Winter 2025
After rain after many days without rain,
It stays cool, private and cleansed, under the trees,
And the dampness there, married now to gravity,
Falls branch to branch, leaf to leaf, down to the ground
Where it will disappear – but not of course, vanish
Except to our eyes. The roots of the oaks will have their share,
And the white threads of the grasses, and the cushion of moss;
A few drops, round as pearls, will enter the moles tunnel;
And soon so many small stones, buried for a thousand years,
Will feel themselves being touched.
Lingering in Happiness, Mary Oliver.
Winter knows to hush, still, listen, so the soul can speak. Angie Weiland-Crosby

Winter, 2025
Do you really need something to show for your innate creativity?
This year the arrival of Winter has coincided with real rain, here where I live in South Australia. We had such a hot summer and so little rain for so many months I recorded rain storms on Spotify to play for myself, ….until now! The ground is squelchy wet at last, the paddocks are turning green and you can almost feel the trees breathing out and relaxing with the water. You can hear the rain falling at night while you’re wrapped up warm in bed, you can pick cold lemons, straight from the tree.
And I can paint and write and do all the things you can do inside in the quiet. Lately, I’ve been doing large watercolours of the native plants on our nature strip, the kangaroo grass and the Diannellas. I like the freedom of movement of watercolour, I like preparing the paper with washes and going in for the details later. This painting titled Kangaroo Grass was painted only recently. I laid a very light wash of Prussian Blue and Raw Umber quite randomly, leaving white paper showing through. I remember my first watercolour teacher telling me: “You have to let the paper speak to the other colours first,” which has always been great painting advice, especially if you’re tempted to paint like you write; ie: by starting at the top left and then just going down the page, filling it in like filling in the lines on the page. (Hint for when you’re painting, DON’T do this.). Try moving your brush across the paper lightly, almost like a dance. Painting isn’t writing letters.
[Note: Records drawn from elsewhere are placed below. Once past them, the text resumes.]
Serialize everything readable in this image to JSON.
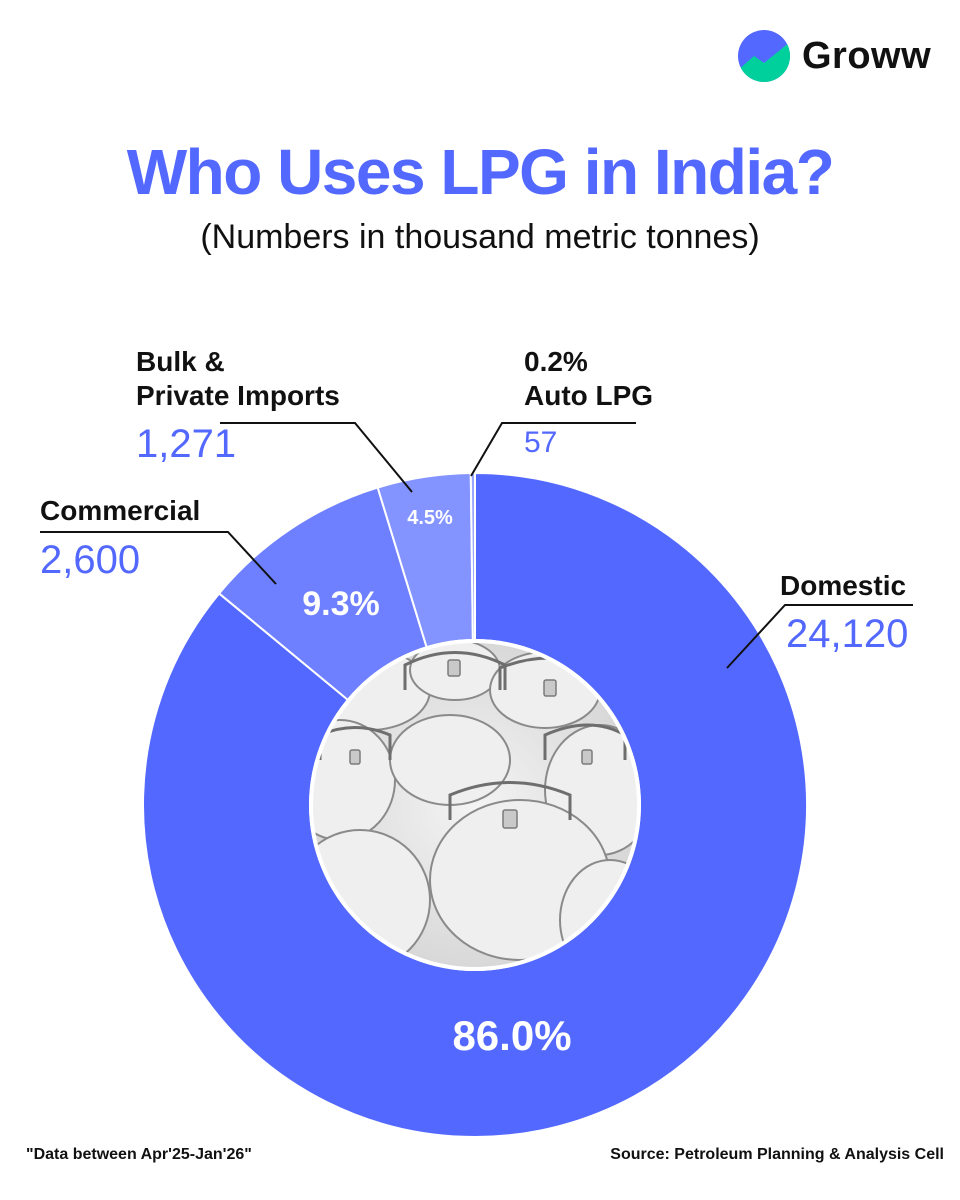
{
  "brand": {
    "name": "Groww",
    "logo_icon": "groww-logo-icon"
  },
  "header": {
    "title": "Who Uses LPG in India?",
    "subtitle": "(Numbers in thousand metric tonnes)"
  },
  "chart_data": {
    "type": "pie",
    "style": "donut",
    "title": "Who Uses LPG in India?",
    "subtitle": "(Numbers in thousand metric tonnes)",
    "unit": "thousand metric tonnes",
    "slices": [
      {
        "name": "Domestic",
        "value": "24,120",
        "amount": 24120,
        "percent": "86.0%",
        "percent_num": 86.0,
        "color": "#5368ff"
      },
      {
        "name": "Commercial",
        "value": "2,600",
        "amount": 2600,
        "percent": "9.3%",
        "percent_num": 9.3,
        "color": "#6e80ff"
      },
      {
        "name": "Bulk & Private Imports",
        "value": "1,271",
        "amount": 1271,
        "percent": "4.5%",
        "percent_num": 4.5,
        "color": "#8393ff"
      },
      {
        "name": "Auto LPG",
        "value": "57",
        "amount": 57,
        "percent": "0.2%",
        "percent_num": 0.2,
        "color": "#9aa7ff"
      }
    ],
    "center_image": "lpg-cylinders-illustration"
  },
  "labels": {
    "bulk_line1": "Bulk &",
    "bulk_line2": "Private Imports",
    "commercial": "Commercial",
    "auto_lpg": "Auto LPG",
    "domestic": "Domestic"
  },
  "footer": {
    "note": "\"Data between Apr'25-Jan'26\"",
    "source": "Source: Petroleum Planning & Analysis Cell"
  }
}
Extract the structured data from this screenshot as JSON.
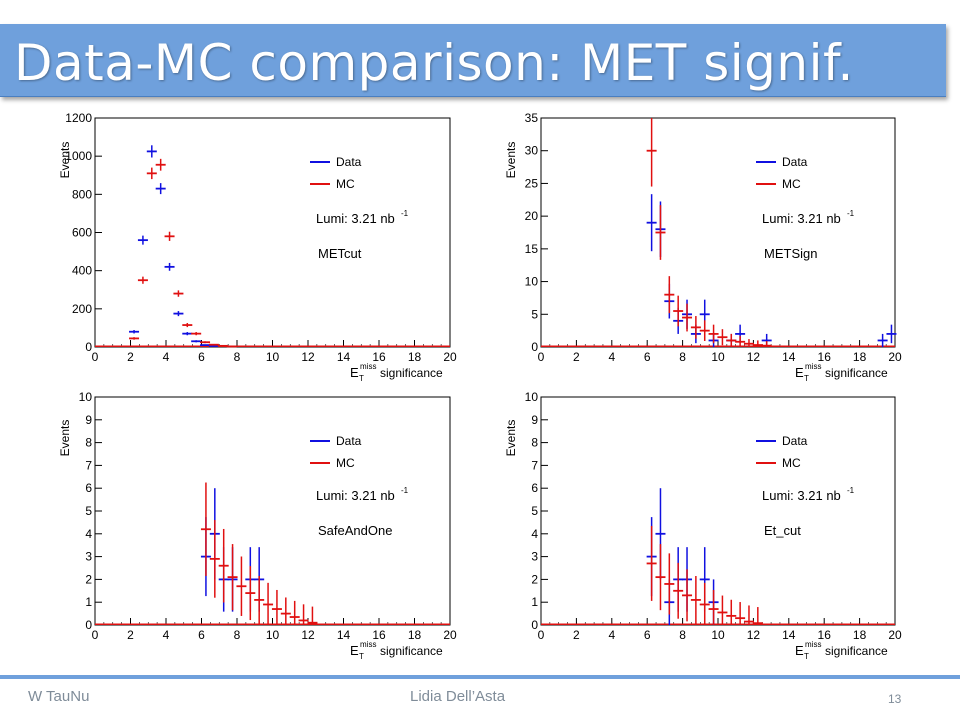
{
  "slide": {
    "title": "Data-MC comparison: MET signif.",
    "footer_left": "W TauNu",
    "footer_center": "Lidia Dell’Asta",
    "page_number": "13"
  },
  "colors": {
    "title_bar": "#6fa0dc",
    "data": "#1010e0",
    "mc": "#e01010",
    "footer_line": "#6fa0dc"
  },
  "chart_data": [
    {
      "type": "scatter",
      "name": "METcut",
      "ylabel": "Events",
      "xlabel": "significance",
      "ylim": [
        0,
        1200
      ],
      "yticks": [
        0,
        200,
        400,
        600,
        800,
        1000,
        1200
      ],
      "xlim": [
        0,
        20
      ],
      "xticks": [
        0,
        2,
        4,
        6,
        8,
        10,
        12,
        14,
        16,
        18,
        20
      ],
      "lumi": "Lumi: 3.21 nb",
      "lumi_exp": "-1",
      "selection": "METcut",
      "legend": [
        "Data",
        "MC"
      ],
      "series": [
        {
          "name": "Data",
          "points": [
            [
              2.2,
              80
            ],
            [
              2.7,
              560
            ],
            [
              3.2,
              1025
            ],
            [
              3.7,
              830
            ],
            [
              4.2,
              420
            ],
            [
              4.7,
              175
            ],
            [
              5.2,
              70
            ],
            [
              5.7,
              30
            ],
            [
              6.2,
              10
            ],
            [
              6.7,
              5
            ]
          ]
        },
        {
          "name": "MC",
          "points": [
            [
              2.2,
              45
            ],
            [
              2.7,
              350
            ],
            [
              3.2,
              910
            ],
            [
              3.7,
              955
            ],
            [
              4.2,
              580
            ],
            [
              4.7,
              280
            ],
            [
              5.2,
              115
            ],
            [
              5.7,
              70
            ],
            [
              6.2,
              25
            ],
            [
              6.7,
              12
            ],
            [
              7.2,
              6
            ],
            [
              7.7,
              3
            ]
          ]
        }
      ]
    },
    {
      "type": "scatter",
      "name": "METSign",
      "ylabel": "Events",
      "xlabel": "significance",
      "ylim": [
        0,
        35
      ],
      "yticks": [
        0,
        5,
        10,
        15,
        20,
        25,
        30,
        35
      ],
      "xlim": [
        0,
        20
      ],
      "xticks": [
        0,
        2,
        4,
        6,
        8,
        10,
        12,
        14,
        16,
        18,
        20
      ],
      "lumi": "Lumi: 3.21 nb",
      "lumi_exp": "-1",
      "selection": "METSign",
      "legend": [
        "Data",
        "MC"
      ],
      "series": [
        {
          "name": "Data",
          "points": [
            [
              6.25,
              19
            ],
            [
              6.75,
              18
            ],
            [
              7.25,
              7
            ],
            [
              7.75,
              4
            ],
            [
              8.25,
              5
            ],
            [
              8.75,
              2
            ],
            [
              9.25,
              5
            ],
            [
              9.75,
              1
            ],
            [
              10.75,
              1
            ],
            [
              11.25,
              2
            ],
            [
              12.75,
              1
            ],
            [
              19.3,
              1
            ],
            [
              19.8,
              2
            ]
          ]
        },
        {
          "name": "MC",
          "points": [
            [
              6.25,
              30
            ],
            [
              6.75,
              17.5
            ],
            [
              7.25,
              8
            ],
            [
              7.75,
              5.5
            ],
            [
              8.25,
              4.5
            ],
            [
              8.75,
              3
            ],
            [
              9.25,
              2.5
            ],
            [
              9.75,
              2
            ],
            [
              10.25,
              1.5
            ],
            [
              10.75,
              1
            ],
            [
              11.25,
              0.8
            ],
            [
              11.75,
              0.5
            ],
            [
              12.25,
              0.3
            ],
            [
              12.75,
              0.2
            ]
          ]
        }
      ]
    },
    {
      "type": "scatter",
      "name": "SafeAndOne",
      "ylabel": "Events",
      "xlabel": "significance",
      "ylim": [
        0,
        10
      ],
      "yticks": [
        0,
        1,
        2,
        3,
        4,
        5,
        6,
        7,
        8,
        9,
        10
      ],
      "xlim": [
        0,
        20
      ],
      "xticks": [
        0,
        2,
        4,
        6,
        8,
        10,
        12,
        14,
        16,
        18,
        20
      ],
      "lumi": "Lumi: 3.21 nb",
      "lumi_exp": "-1",
      "selection": "SafeAndOne",
      "legend": [
        "Data",
        "MC"
      ],
      "series": [
        {
          "name": "Data",
          "points": [
            [
              6.25,
              3
            ],
            [
              6.75,
              4
            ],
            [
              7.25,
              2
            ],
            [
              7.75,
              2
            ],
            [
              8.75,
              2
            ],
            [
              9.25,
              2
            ]
          ]
        },
        {
          "name": "MC",
          "points": [
            [
              6.25,
              4.2
            ],
            [
              6.75,
              2.9
            ],
            [
              7.25,
              2.6
            ],
            [
              7.75,
              2.1
            ],
            [
              8.25,
              1.7
            ],
            [
              8.75,
              1.4
            ],
            [
              9.25,
              1.1
            ],
            [
              9.75,
              0.9
            ],
            [
              10.25,
              0.7
            ],
            [
              10.75,
              0.5
            ],
            [
              11.25,
              0.35
            ],
            [
              11.75,
              0.2
            ],
            [
              12.25,
              0.1
            ]
          ]
        }
      ]
    },
    {
      "type": "scatter",
      "name": "Et_cut",
      "ylabel": "Events",
      "xlabel": "significance",
      "ylim": [
        0,
        10
      ],
      "yticks": [
        0,
        1,
        2,
        3,
        4,
        5,
        6,
        7,
        8,
        9,
        10
      ],
      "xlim": [
        0,
        20
      ],
      "xticks": [
        0,
        2,
        4,
        6,
        8,
        10,
        12,
        14,
        16,
        18,
        20
      ],
      "lumi": "Lumi: 3.21 nb",
      "lumi_exp": "-1",
      "selection": "Et_cut",
      "legend": [
        "Data",
        "MC"
      ],
      "series": [
        {
          "name": "Data",
          "points": [
            [
              6.25,
              3
            ],
            [
              6.75,
              4
            ],
            [
              7.25,
              1
            ],
            [
              7.75,
              2
            ],
            [
              8.25,
              2
            ],
            [
              9.25,
              2
            ],
            [
              9.75,
              1
            ]
          ]
        },
        {
          "name": "MC",
          "points": [
            [
              6.25,
              2.7
            ],
            [
              6.75,
              2.1
            ],
            [
              7.25,
              1.8
            ],
            [
              7.75,
              1.5
            ],
            [
              8.25,
              1.3
            ],
            [
              8.75,
              1.1
            ],
            [
              9.25,
              0.9
            ],
            [
              9.75,
              0.7
            ],
            [
              10.25,
              0.55
            ],
            [
              10.75,
              0.4
            ],
            [
              11.25,
              0.3
            ],
            [
              11.75,
              0.15
            ],
            [
              12.25,
              0.08
            ]
          ]
        }
      ]
    }
  ]
}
Painting is making marks. See if you can feel this difference for yourself.

I was speaking to a good friend of mine for many years the other day (I’m talking about you now Michelle xx) and how pleased she was that her daughter has gone back to her art practice and starting painting again after a few years lay off. Then she said something that took me by surprise; “I suppose I’m creative too, although I’ve got nothing to show for it.” And it got me to thinking, do we really need something to show for our creativity? Does this stem from when we’re in kindergarten and brought home our paintings to put on the fridge? Or is it part of the consumerist economy, that implies that our worth as individuals is directly tied to our ability to produce items for others to consume? Should Michelle, a highly accomplished Counsellor, mother, daughter and who has a beautiful home feel she’s not creative because she doesn’t have paintings to put on her fridge to show other people? Or is this an idea perpetuated by our insidious social media accounts? That the number of books we read, the exercise classes we attend, or even the diets we eat have to become commodities or things to show others on social media as a measure of our worth as a person, complete with edited photographs and background music? And how real or representative of our lives or our creativity are those edited photographs or highlight reels of the real us really?
I don’t want this to be just about social media or not. Nor do I want this to be a debate about consumerism or economics either. I’m interested in exploring creativity in our lives, our innate creativity that we’re born with, because we were all born human beings. (Highly educated chimpanzees/octopi/guide dogs etc who may be able to read this, well done you and please don’t take this as a personal slight).

Isn’t our ability to engage with our lives, our new experiences, our daily life, isn’t that being creative?
We don’t need to display anything to be creative, we don’t need paintings on our fridge, we don’t need songs with our names on them, we don’t need to do a podcast about creativity to be creative. We were born creative and its who we are, because we’re human beings. We don’t have to walk around in art smocks, or to frequent dive bars bemoaning the state of the world and the accountants within it who cause us such anguish. We don’t need a tatoo, or live in a garret in Paris, or dye our hair purple to be creative. We are creative beings, because we’re human beings. We don’t need to try to be something else to be creative and we certainly don’t need a social media account to show it off.
The quiet of this winter hush provides us all with the perfect time to just be, to relax into who we are with certainty and joy. And remember what Frederic Laloux says:_ “Life isn’t asking us to become anything that isn’t already seeded within us.” So lets use the quiet times of this winter to let your own seeds of creativity germinate for you.